服のリフォームに限らず、世の中のどんなサービスにも共通することですが、お店のサービスを利用すればお金がかかります。プロとしてサービスを提供しているということは、報酬に見合った作業量やスキルが保証されるということ。それは自身も技術職である夫が一番良く分かっているはずです。
「プロに頼むんだから、お金がかかるのは仕方ないよ」と念押ししても、なかなか煮え切らない態度。最後には「自分でやってみるからいいや」と、縫い方を図解したウェブサイトや動画を見つつ、自分でやろうとしはじめました。
その姿がまるで私に対する当てつけのように見え、少しムッとしながら放置していたのですが…。
夫の手つきを見てハラハラ
チャレンジ精神は存分に褒めたたえたいのですが、夫の手つきがあまりに不馴れで、見ているこちらがハラハラしてしまうほど。針を進めるたびに「玉結びってこうでいいの?」「返し縫いってどうやるの?」と基本的なことを聞かれ続け、我慢がならず助太刀したくなってしまい、結局裁縫を引き受けることに。
もちろん、プロのようにはいかないこと、ミシンのような均一な縫い目や仕上がりを諦めてもらうことは了承済みです。
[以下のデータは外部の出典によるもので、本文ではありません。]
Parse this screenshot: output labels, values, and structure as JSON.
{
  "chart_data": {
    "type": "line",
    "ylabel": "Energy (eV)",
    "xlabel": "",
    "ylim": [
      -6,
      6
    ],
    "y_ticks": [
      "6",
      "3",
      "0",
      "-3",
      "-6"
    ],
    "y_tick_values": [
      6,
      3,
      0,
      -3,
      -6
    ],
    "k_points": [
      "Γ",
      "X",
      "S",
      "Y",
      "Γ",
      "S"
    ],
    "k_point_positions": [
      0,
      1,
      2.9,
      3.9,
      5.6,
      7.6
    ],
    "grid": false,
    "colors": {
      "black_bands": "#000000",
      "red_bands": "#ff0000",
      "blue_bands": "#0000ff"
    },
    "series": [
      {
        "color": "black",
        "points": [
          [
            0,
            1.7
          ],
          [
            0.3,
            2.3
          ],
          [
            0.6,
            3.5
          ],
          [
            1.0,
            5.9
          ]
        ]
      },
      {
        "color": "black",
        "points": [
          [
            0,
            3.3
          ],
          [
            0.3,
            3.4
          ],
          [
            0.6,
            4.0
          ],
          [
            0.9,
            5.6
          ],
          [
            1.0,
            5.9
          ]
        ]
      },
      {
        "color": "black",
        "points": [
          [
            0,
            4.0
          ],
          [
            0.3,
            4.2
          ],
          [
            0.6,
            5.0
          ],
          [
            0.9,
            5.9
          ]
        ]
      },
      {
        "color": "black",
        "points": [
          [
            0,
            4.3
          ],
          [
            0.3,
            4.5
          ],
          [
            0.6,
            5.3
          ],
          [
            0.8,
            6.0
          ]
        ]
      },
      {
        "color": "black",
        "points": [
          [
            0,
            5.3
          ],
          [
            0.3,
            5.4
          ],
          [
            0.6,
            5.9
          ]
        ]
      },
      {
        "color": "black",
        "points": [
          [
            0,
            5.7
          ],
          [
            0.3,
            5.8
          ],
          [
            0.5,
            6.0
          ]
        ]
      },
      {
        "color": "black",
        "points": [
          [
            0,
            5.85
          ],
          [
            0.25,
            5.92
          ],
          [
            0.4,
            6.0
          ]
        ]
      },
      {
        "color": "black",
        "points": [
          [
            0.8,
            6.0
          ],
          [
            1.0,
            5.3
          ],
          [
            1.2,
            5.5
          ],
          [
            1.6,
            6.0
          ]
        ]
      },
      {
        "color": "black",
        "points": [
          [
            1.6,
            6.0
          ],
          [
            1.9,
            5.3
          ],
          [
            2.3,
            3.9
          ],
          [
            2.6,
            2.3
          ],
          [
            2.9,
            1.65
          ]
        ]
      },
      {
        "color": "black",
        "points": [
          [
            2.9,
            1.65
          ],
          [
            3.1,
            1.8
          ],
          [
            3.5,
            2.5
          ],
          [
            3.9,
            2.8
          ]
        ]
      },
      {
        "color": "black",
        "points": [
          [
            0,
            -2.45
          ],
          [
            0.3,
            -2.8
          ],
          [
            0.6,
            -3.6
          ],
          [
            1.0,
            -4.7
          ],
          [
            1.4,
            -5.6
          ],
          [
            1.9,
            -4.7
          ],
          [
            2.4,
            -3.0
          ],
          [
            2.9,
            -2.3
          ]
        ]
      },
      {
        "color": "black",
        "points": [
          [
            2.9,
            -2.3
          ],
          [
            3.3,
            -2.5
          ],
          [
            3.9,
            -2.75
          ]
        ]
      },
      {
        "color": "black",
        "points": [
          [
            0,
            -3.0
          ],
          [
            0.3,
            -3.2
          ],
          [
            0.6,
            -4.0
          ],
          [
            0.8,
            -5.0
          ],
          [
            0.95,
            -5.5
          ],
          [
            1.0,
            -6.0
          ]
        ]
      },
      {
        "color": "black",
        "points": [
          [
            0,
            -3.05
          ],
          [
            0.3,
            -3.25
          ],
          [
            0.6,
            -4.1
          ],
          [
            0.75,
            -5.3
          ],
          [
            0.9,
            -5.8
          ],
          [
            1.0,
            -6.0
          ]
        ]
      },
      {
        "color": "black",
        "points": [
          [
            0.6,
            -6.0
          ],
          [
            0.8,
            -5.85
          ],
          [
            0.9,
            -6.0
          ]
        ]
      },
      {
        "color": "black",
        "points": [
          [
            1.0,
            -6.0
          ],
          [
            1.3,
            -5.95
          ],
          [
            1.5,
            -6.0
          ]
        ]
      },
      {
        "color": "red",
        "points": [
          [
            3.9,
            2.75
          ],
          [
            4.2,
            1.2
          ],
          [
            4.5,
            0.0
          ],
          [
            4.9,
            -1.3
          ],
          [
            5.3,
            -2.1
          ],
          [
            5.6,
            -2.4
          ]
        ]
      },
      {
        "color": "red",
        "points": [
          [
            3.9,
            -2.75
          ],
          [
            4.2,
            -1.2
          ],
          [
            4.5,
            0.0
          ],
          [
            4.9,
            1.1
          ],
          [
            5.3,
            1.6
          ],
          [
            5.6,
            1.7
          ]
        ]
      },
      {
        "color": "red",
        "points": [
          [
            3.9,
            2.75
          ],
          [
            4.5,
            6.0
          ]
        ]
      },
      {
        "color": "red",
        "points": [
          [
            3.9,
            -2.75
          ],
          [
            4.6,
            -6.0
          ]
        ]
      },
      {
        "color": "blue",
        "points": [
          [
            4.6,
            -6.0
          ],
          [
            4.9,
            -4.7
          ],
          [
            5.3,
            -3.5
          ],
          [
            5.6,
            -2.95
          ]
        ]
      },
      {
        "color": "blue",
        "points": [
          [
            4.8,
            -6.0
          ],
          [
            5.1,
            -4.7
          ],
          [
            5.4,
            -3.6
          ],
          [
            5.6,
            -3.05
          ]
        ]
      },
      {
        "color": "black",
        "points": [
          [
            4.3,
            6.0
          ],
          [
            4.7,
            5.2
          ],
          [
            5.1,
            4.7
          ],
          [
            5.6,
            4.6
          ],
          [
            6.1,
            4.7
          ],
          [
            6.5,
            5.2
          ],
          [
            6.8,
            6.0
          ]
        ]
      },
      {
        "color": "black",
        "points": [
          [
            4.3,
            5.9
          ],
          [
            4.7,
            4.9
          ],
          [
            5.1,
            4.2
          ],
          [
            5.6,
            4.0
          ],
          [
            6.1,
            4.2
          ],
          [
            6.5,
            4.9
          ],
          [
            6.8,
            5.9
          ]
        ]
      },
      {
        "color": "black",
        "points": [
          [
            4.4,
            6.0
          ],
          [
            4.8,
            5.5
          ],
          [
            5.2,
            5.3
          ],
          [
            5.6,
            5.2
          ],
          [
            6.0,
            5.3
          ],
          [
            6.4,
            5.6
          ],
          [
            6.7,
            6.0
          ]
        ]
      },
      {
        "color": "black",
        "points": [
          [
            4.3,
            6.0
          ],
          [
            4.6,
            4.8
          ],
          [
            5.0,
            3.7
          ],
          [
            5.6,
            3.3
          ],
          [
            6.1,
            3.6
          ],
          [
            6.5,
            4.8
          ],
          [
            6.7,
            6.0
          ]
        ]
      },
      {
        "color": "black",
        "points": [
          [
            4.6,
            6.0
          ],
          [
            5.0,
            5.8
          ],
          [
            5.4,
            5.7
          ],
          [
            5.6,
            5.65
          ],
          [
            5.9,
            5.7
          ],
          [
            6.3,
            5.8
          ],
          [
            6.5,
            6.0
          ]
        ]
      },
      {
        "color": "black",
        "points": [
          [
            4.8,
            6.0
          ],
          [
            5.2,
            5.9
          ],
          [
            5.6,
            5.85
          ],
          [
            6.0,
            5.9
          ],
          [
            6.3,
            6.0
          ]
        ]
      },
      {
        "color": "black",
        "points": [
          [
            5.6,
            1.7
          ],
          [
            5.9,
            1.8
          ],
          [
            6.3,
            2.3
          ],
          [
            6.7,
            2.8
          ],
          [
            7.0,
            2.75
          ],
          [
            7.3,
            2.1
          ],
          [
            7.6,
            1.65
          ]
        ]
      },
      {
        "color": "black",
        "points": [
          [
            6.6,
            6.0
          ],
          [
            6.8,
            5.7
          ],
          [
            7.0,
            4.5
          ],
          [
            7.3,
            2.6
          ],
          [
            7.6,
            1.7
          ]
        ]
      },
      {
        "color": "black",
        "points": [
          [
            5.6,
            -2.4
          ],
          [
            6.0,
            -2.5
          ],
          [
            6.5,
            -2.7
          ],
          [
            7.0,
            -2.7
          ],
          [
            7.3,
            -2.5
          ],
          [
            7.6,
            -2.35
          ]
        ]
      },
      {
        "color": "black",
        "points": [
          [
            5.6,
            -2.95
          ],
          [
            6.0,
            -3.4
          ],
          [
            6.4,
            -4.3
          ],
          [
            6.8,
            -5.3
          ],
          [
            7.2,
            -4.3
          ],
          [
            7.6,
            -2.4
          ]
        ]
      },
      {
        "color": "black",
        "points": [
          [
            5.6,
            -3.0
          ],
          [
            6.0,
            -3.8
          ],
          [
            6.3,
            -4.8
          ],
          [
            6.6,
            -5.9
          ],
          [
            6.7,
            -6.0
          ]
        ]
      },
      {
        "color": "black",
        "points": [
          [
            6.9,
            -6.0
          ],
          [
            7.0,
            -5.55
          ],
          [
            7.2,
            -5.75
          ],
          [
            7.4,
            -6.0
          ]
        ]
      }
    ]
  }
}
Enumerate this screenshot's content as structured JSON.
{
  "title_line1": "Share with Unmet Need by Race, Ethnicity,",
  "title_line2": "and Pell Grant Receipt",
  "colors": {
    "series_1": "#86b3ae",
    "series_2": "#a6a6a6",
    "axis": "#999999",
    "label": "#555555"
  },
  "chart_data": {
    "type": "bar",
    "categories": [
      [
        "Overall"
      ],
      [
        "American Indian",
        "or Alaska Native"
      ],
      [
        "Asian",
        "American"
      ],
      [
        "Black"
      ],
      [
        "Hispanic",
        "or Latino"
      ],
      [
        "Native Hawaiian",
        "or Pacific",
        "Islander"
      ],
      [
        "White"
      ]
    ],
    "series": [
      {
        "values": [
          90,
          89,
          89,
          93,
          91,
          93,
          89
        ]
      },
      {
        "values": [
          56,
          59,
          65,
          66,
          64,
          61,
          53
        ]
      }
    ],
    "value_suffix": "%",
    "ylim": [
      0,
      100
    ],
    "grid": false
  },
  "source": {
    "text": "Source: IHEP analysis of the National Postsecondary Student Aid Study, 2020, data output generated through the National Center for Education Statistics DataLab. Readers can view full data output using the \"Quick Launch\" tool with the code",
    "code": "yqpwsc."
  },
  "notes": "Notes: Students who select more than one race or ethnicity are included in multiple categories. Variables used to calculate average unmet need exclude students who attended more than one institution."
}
しばらくして、私が裁縫をしている姿をそばで見ていて申し訳なく思ったのか、夫は「お金がかかるってことは、やっぱり時間も手間もかかるんだよね」「今度はお店に持っていくね」と呟いていました。
「それなら最初から持っていってよ〜!」と心の中でグチを言いつつ、なんとか2本分の裾上げを完成。
夫に裁縫を覚えてもらうせっかくのチャンスを自ら逃したことは少し後悔していますが、こんなことで夫婦関係をこじらせたくないので、プチ揉め程度で終わらせて良かったのでしょう。抱えている仕事もなんとかこなし、リフォームショップに出していたらかかったはずの金額の5分の1程度を報酬としてスイーツをおごってもらう約束をしたので、私としても納得しています。
まとめ
今回は私が折れるような形になりましたが、本当に時間が切迫していたら夫の言い分など無視して、勝手にリフォームショップに依頼していたかもしれません。プチ揉めどころか大揉めになっていたかも…。
節約しようとする姿勢は素晴らしいですが、頼まれる側の事情も汲んでほしい! とはいえ、些細な要望に対してもすぐ「NO」と言ったり頭ごなしに否定するのではなく、歩み寄ることも時には大切だ、と改めて思った出来事でした。
次の機会があれば、夫にはぜひ裁縫に再チャレンジしてもらいたいですね。その際は、歩み寄りつつも、しっかりとレクチャーしたいと考えています。